Poucas palavras em nome das mulheres

Uma das possibilidades de Merkel escapar do policiamento dos vocábulos poderia ser certamente o apelo à discussão de gênero. O problema é que a candidata, em seu discurso político, "toca ainda menos em temas pertinentes às mulheres que seu opositor", observa o diário Der Tagesspiegel. "Como toda primeira mulher, Merkel paga o preço de sua ascensão em estruturas dominadas pelo homem. Ela se tornou presidente do partido democrata-cristão mesmo deixando de lado os temas relacionados às mulheres. O partido sabe disso e compensa suas deficiências com outras pessoas."

A estratégia da CDU é combinar nos quadros do partido Merkel, mulher sem filhos no topo da política, com a figura de Ursula von der Leyen, filha de família rica, mãe de sete filhos e profissional bem-sucedida. O problema é que tanto uma quanto a outra, resume o jornal, estão longe da realidade da mulher comum no país, que se esforça – apesar da má vontade do Estado – em conciliar filhos e profissão.

O resultado na guerra eleitoral pessoal que se trava é que Schröder conta possivelmente com uma maioria de eleitoras, enquanto Merkel possui entre seus eleitores um contingente maior de homens.

Marrom envelhecido x laranja-retrô

Angela Merkel in Bayreuth
Merkel em Bayreuth: vestido cor-de-rosa para o deleite da mídiaFoto: AP

E, como se não bastassem todos esses detalhes, a mídia alemã discute durante a campanha-relâmpago até mesmo o gosto musical dos candidatos ao governo do país. A predileção de Merkel por Wagner e seus figurinos kitsch em visitas a Bayreuth, seus comentários supericiais sobre ópera e seu absoluto desconhecimento da cultura pop são abordados sem pudores. Inclusive as palavras da própria, num dos raros momentos em que se expôs pessoalmente, ao confessar que seu contato com a cultura pop se resume a um velho LP dos Beatles, comprado na Rússia quando ainda era adolescente na Alemanha Oriental.

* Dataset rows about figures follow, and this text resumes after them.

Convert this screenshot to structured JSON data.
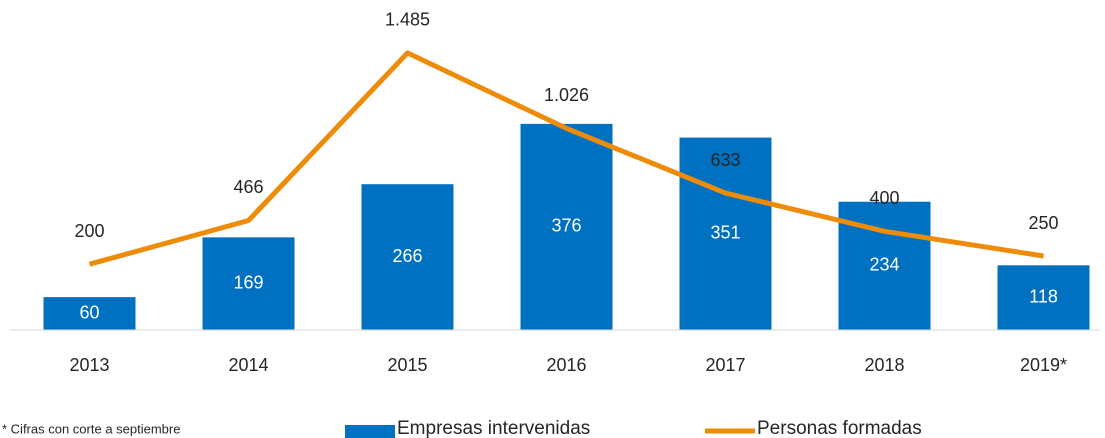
{
  "chart_data": {
    "type": "bar+line",
    "categories": [
      "2013",
      "2014",
      "2015",
      "2016",
      "2017",
      "2018",
      "2019*"
    ],
    "series": [
      {
        "name": "Empresas intervenidas",
        "type": "bar",
        "color": "#0070c0",
        "values": [
          60,
          169,
          266,
          376,
          351,
          234,
          118
        ]
      },
      {
        "name": "Personas formadas",
        "type": "line",
        "axis": "y2",
        "color": "#ee8c0a",
        "values": [
          200,
          466,
          1485,
          1026,
          633,
          400,
          250
        ],
        "value_labels": [
          "200",
          "466",
          "1.485",
          "1.026",
          "633",
          "400",
          "250"
        ]
      }
    ],
    "ylim": [
      0,
      540
    ],
    "y2lim": [
      -200,
      1600
    ],
    "legend": "bottom",
    "footnote": "* Cifras con corte a septiembre"
  }
}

"Ela é uma gracinha", ironiza o sarcástico diretor de teatro Christoph Schlingensief em entrevista ao semanário Die Zeit. Uma personalidade sem "pontos fixos estéticos", analisa o Süddeutsche Zeitung. Uma prova de que as eleições são vistas como um "problema estético". Uma luta travada entre o "marrom envelhecido" do SPD e o "laranja retrô" da CDU. Todos longe do azul, que poderia ser entendido como uma alusão às campanhas norte-americanas.

Prova de força de última hora

Enfim, uma campanha que começa e termina em meras seis semanas, numa enorme prova de força para candidatos, partidos, publicitários e marqueteiros ao redor. Com um orçamento (inferior ao do último pleito em 2002) de 25 milhões de euros (SPD) e 23 milhões (CDU). As previsões, porém, são claras.

"As vantagens de Merkel e dos partidos que a apóiam são tão claras em relação à coalizão social-democrata-verde que, apesar de bruto aqui e líqüido acolá, ela será provavelmente a próxima chanceler do país", profetiza o Der Tagesspiegel. Mesmo que Schröder saiba, não resta dúvida, posar melhor de super star.